▎ 摘　　要

The superposition of two layers of graphene or hBN at an angle gives rise to interesting geometrical structures, named Moire superlattice, that has been intensively studied recently. The authors report on experimental data and simulations for twisted h-BN/AB-stacked tetralayer graphene heterostructures, finding that band gaps appear because of Fermi surface nesting due to the specific angle used. Most studies on moire superlattices formed from a stack of h-BN (two-dimensional hexagonal boron nitride) and graphene have focused on single layer graphene; graphene with multiple layers is less understood. Here, we show that a moire superlattice of multilayer graphene shows features arising from the anisotropic Fermi surface affected by the superlattice structure.
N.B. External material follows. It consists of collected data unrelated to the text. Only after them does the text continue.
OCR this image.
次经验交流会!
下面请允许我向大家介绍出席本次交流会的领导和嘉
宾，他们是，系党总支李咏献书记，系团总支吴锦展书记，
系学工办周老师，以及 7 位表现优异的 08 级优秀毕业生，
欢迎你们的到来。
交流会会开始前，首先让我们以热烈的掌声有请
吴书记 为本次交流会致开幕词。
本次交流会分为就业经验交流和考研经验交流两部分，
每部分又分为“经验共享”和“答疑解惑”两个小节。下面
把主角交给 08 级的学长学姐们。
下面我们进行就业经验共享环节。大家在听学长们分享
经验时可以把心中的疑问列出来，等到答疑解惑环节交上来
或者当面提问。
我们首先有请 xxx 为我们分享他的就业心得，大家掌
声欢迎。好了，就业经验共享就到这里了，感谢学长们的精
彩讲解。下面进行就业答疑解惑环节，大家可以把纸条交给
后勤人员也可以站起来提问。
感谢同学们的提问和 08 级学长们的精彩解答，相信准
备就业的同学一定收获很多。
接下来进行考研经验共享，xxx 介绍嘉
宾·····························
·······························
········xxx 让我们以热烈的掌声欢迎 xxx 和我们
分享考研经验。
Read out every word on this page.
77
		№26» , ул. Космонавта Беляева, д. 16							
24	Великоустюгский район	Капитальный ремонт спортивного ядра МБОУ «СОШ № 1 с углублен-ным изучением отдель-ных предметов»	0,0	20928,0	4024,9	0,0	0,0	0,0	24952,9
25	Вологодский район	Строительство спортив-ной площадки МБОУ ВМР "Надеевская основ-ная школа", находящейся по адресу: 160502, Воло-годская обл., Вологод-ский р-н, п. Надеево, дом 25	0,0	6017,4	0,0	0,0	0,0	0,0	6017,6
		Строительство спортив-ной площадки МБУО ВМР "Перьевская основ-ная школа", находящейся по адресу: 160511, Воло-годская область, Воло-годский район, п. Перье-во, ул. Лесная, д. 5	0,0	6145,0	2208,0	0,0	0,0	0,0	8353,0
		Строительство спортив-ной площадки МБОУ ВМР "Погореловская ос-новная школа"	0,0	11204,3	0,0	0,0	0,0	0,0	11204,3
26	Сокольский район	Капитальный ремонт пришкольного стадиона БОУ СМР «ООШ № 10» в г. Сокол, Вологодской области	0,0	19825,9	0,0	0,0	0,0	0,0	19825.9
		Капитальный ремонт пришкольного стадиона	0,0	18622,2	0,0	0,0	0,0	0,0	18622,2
The moire superlattice of a h-BN/AB-stacked tetralayer graphene heterostructures exhibited resistivity peaks showing a complicated dependence on the perpendicular electric field. The peaks were not due to secondary Dirac cones forming, but rather opening of the energy gap due to folding of the anisotropic Fermi surface. In addition, superlattice peaks resulted from mixing of light- and heavy-mass bilayer-like bands via the superlattice potential. The gaps did not open on the boundary of the superlattice Brillouin zone, but rather opened inside it, which reflected the anisotropy of the Fermi surface of multilayer graphene.